Phishing, Smishing, and Vishing..Oh My! | University Information Security Office

pumpkin head scarecrow with fish caught on a hook — Don’t get hooked!

Don’t Get Hooked..

Cyber criminals target individuals with more than emails now. Sophisticated attacks can take the form of emails, texts, and phone calls. Get familiar with these terms:

Phishing: fraudulent e-mails and websites meant to steal data
Vishing: fraudulent phone calls that induce you to reveal personal information.
Smishing: fraudulent text messages meant to trick you into revealing data

How to Spot a Fraud

Sometimes it can be very hard to distinguish a phish, vish, or smish from a legitimate message. Be suspicious of any messages that have some of these characteristics:

Unexpected: these will come from unknown senders with unexpected offers, information, or demands that seem out of place

Disguised: hover over email link to see if they seem irregular or point you to a different site than what you’re expecting

Seeking personal Information: be suspicious of unexpected or unknown sources demanding personal information, passwords or payments

Urgency: be suspicious of messages that create a sense of urgency or fear
Incorrect: fraudulent messages will often contain spelling, grammar and language errors because they may originate from bad actors abroad

UIS malware filters detect and block over 13,000 phishing messages per month

What to Do:

If you get phished, be a cyber champion and let your mail provider know so they can enable blocks at the mail server so others don’t also receive it.

In your Georgetown mail, follow the steps to send the message headers (the bit with all the clues in it) to the cyber incident response team CIRT@georgetown.edu.

Report a GU Phish to UIS

Learn how to report phishes in your personal mail and social media accounts:
- GMail – reporting spam and phish
- Outlook – reporting spam and phish
- Social Media and other providers – recognizing and reporting phish

If you get vishing and smishing messages, the absolute best course of action is to IGNORE them.

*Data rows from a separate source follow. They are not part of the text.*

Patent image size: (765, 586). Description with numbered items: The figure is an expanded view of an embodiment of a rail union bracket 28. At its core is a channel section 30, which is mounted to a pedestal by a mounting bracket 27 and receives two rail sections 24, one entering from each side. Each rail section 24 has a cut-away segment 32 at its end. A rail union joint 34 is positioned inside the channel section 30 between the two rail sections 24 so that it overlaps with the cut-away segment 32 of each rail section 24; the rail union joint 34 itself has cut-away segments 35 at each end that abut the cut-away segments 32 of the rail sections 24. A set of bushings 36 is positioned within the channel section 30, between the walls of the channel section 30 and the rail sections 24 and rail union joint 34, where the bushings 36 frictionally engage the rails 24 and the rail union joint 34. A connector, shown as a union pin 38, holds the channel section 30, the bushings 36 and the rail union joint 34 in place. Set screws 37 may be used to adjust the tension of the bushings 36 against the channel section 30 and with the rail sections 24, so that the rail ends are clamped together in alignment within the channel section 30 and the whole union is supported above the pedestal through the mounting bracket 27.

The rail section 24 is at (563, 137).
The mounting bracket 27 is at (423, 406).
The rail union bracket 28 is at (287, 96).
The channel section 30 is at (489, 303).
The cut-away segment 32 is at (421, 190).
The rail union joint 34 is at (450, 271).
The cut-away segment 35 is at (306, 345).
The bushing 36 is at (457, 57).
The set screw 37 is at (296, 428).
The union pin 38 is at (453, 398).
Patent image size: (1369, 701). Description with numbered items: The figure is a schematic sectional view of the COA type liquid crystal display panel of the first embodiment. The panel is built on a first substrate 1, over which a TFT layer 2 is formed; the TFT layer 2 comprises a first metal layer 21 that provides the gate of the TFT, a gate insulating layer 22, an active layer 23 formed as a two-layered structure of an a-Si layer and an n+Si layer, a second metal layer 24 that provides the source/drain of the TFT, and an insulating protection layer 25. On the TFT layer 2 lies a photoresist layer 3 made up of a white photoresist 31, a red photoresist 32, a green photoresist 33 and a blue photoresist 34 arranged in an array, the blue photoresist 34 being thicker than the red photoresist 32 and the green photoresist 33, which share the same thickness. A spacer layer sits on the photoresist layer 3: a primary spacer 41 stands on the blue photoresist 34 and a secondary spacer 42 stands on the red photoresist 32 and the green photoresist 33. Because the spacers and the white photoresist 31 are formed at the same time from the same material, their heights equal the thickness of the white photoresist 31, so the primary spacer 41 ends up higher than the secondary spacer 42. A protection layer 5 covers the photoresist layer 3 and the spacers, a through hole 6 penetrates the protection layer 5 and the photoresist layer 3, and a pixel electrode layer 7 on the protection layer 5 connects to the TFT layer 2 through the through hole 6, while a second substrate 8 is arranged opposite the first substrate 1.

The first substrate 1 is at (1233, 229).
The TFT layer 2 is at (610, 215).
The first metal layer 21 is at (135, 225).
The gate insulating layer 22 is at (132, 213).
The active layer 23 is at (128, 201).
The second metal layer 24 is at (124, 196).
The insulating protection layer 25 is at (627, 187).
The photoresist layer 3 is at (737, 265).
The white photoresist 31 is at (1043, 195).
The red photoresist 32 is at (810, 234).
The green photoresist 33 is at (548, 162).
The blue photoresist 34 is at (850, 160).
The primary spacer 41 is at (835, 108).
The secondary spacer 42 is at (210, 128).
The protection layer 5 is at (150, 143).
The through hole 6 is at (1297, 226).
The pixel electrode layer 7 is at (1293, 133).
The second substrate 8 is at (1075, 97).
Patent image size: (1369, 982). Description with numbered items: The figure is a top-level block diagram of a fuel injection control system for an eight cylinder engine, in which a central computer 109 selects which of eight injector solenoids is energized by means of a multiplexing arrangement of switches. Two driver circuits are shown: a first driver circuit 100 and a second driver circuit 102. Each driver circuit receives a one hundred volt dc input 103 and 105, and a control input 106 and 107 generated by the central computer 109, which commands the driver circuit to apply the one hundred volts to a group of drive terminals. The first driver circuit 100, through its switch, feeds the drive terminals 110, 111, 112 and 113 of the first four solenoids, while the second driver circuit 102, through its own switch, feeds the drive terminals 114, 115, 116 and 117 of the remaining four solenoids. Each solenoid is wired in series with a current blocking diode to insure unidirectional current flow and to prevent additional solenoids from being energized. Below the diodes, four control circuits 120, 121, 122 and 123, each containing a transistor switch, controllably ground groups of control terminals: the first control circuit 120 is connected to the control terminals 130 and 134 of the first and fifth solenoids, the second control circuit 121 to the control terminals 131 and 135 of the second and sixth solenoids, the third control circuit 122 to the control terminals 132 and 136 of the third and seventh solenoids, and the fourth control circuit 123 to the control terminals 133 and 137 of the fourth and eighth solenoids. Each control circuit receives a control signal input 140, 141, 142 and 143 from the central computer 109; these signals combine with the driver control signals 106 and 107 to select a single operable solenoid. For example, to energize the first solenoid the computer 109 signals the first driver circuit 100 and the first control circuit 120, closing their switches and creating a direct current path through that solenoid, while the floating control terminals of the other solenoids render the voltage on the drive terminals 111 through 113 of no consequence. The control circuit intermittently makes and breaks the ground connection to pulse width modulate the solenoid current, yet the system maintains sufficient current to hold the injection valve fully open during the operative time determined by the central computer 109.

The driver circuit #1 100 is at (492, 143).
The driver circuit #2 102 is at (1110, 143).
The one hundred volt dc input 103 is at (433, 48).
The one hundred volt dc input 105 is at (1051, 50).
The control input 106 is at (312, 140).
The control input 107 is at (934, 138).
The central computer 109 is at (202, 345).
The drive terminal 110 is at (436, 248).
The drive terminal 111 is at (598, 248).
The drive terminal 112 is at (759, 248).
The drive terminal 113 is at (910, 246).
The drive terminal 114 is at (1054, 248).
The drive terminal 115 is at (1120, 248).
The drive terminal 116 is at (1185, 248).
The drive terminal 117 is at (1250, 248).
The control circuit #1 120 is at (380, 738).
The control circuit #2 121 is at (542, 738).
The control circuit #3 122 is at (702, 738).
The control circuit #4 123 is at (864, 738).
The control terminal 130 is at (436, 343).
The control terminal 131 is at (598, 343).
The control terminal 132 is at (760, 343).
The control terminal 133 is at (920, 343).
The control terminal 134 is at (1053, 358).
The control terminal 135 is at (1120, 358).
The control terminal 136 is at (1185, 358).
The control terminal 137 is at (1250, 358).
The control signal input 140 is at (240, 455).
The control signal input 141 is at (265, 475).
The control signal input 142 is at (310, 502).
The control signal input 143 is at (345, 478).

Never respond or interact with the senders or callers.

A legitimate company will always contact you through an official channel from an official and verifiable phone number. And you should ONLY call a number that you have looked up yourself. The “call back” numbers or websites in text messages are always going to lead back to a scammer.

What you need to know: Fraudsters are trying to reach you through any means available. Be vigilant when responding to any unsolicited emails, phone calls, and text messages. A TRICKSTER may be on the other end!